After they had been sent down from finishing school, they had considered, for a time, trying to go along with what was expected of them.

But Margo could never manage it. She was forever blurting out something shocking or hurling herself into some new, delicious scrape.

And while Matilda could have done it—could have played the demure debutante—it would have felt like a lie.

They had half-chosen, half-fallen into their scandalous reputations, and Matilda could not say now what she could have done differently.

She would never have let her twin go it alone.

“Do you enjoy this?” asked Ashford. His face was still forbidding.

“Enjoy what?”

“Doing just as you please. Tossing expectation to the ground and running over it in your phaeton.”

“Sometimes.” She glanced down at her gloved fingers. “When I feel it is worthwhile.” She made herself look back up at him and tilted up her chin. “I like our phaeton. I have a particular fondness for fast driving.”

He made a sound somewhere between a groan and a sigh. “Of course you do.”

It was decided that they would act the part of a married couple.
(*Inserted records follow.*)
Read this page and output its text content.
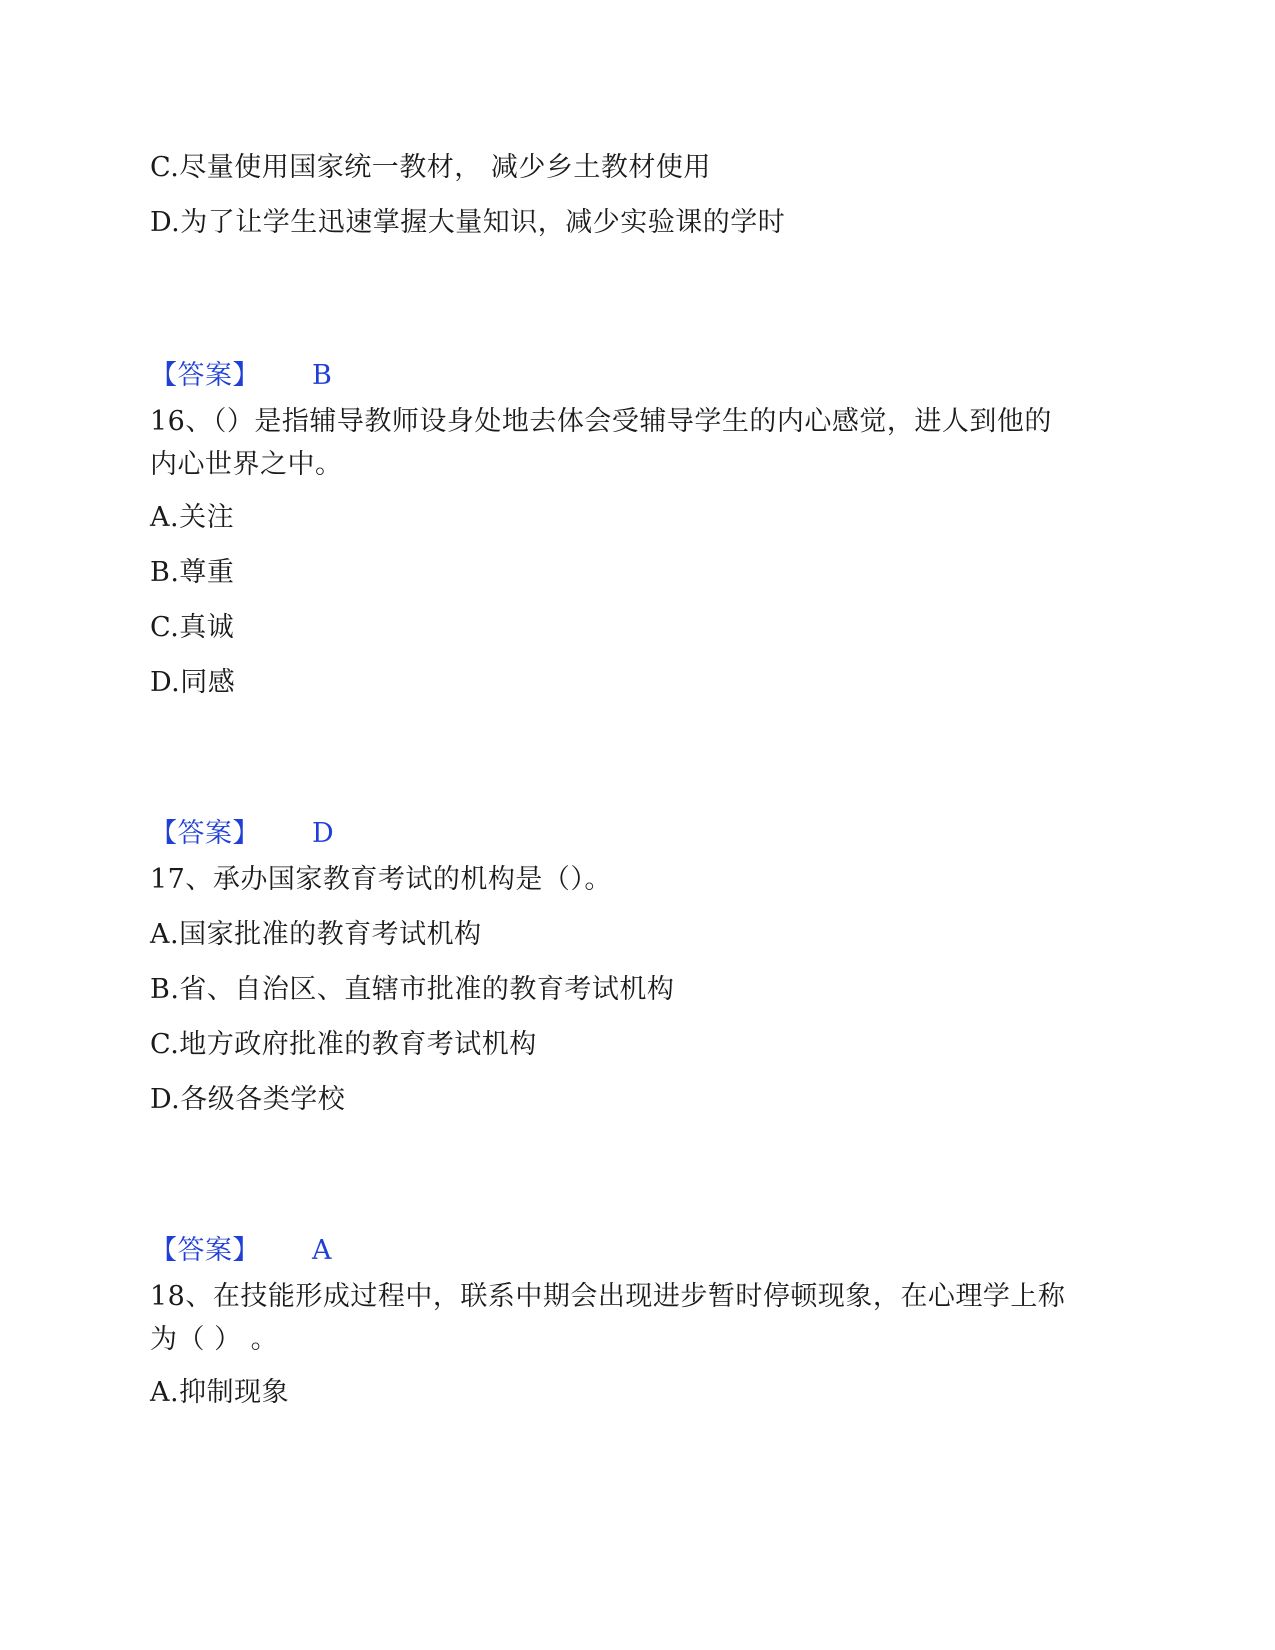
C.尽量使用国家统一教材， 减少乡土教材使用
D.为了让学生迅速掌握大量知识，减少实验课的学时
【答案】 B
16、（）是指辅导教师设身处地去体会受辅导学生的内心感觉，进人到他的
内心世界之中。
A.关注
B.尊重
C.真诚
D.同感
【答案】 D
17、承办国家教育考试的机构是（）。
A.国家批准的教育考试机构
B.省、自治区、直辖市批准的教育考试机构
C.地方政府批准的教育考试机构
D.各级各类学校
【答案】 A
18、在技能形成过程中，联系中期会出现进步暂时停顿现象，在心理学上称
为（ ） 。
A.抑制现象
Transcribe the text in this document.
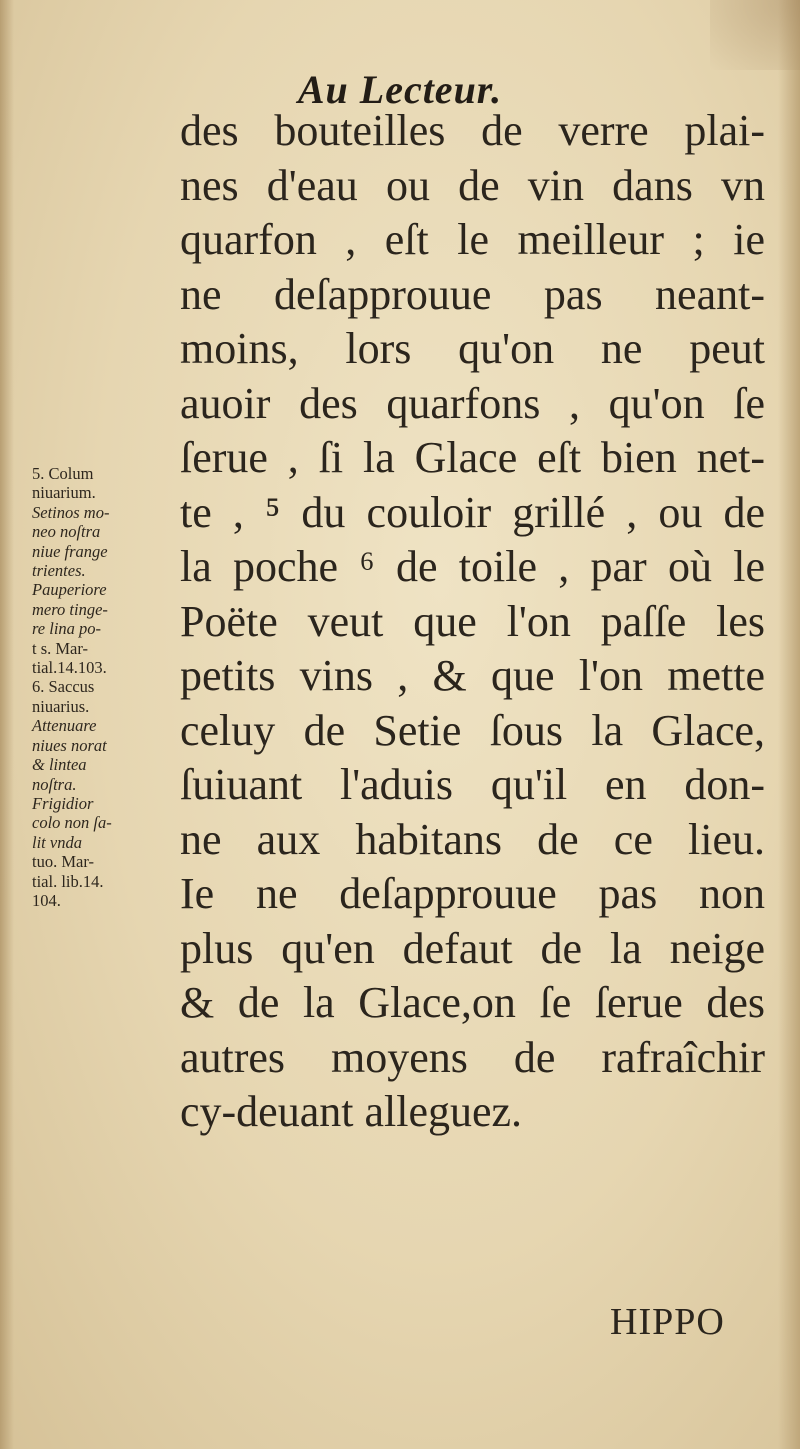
Au Lecteur.
des bouteilles de verre plai-
nes d'eau ou de vin dans vn
quarfon , eſt le meilleur ; ie
ne deſapprouue pas neant-
moins, lors qu'on ne peut
auoir des quarfons , qu'on ſe
ſerue , ſi la Glace eſt bien net-
te , ⁵ du couloir grillé , ou de
la poche ⁶ de toile , par où le
Poëte veut que l'on paſſe les
petits vins , & que l'on mette
celuy de Setie ſous la Glace,
ſuiuant l'aduis qu'il en don-
ne aux habitans de ce lieu.
Ie ne deſapprouue pas non
plus qu'en defaut de la neige
& de la Glace,on ſe ſerue des
autres moyens de rafraîchir
cy-deuant alleguez.
5. Colum
niuarium.
Setinos mo-
neo noſtra
niue frange
trientes.
Pauperiore
mero tinge-
re lina po-
t s. Mar-
tial.14.103.
6. Saccus
niuarius.
Attenuare
niues norat
& lintea
noſtra.
Frigidior
colo non ſa-
lit vnda
tuo. Mar-
tial. lib.14.
104.
HIPPO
She had suggested it, of course. She had not really expected him to go along with the idea—despite how very reasonable it was!—but to her surprise, he’d merely looked around the post-chaise as though for some escape route. Finding none, he had agreed with only a half-hearted protest.

That had surprised her.

It had surprised her even more when he had tucked her cloak around her shoulders when they stopped for the night, bundled her into the inn, and placed one hand on her back, warm and solid, as he addressed the innkeeper.

“Adjoining rooms,” he’d said in that growly voice that she liked so much. “If you have them. If nothing adjoining, I shall share with my wife.”

Matilda’s mind echoed back the words in a kind of half-aroused, half-alarmed daze.

I shall share with my wife.

Good Lord. Surely he did not mean that the way it sounded.

Did he?

No, he could not. She was the one who found all of his scowls and brooding erotic. He was no doubt experiencing a dozen variations on annoyance and headache.

But then he said it again. A few minutes later—after adjoining rooms were made available, to Matilda’s mingled relief and disappointment—he directed the porter to carry his wife’s baggage up to their rooms.

Then again over dinner: “A glass of wine for my wife.”

Matilda felt something go loose inside her as she looked at him, his elegant mouth pronouncing the words.

She was sick! Demented! Why did she like it so much? He did not even mean it. It was not real. He had kissed her sister.

Despite these protestations, she found herself picking at the crust of her game pie and wondering if she should call him husband.

Would he enjoy that?

No. No. She did not care what he enjoyed. She flatly refused to think about it.

“Do you not like it?” Ashford demanded.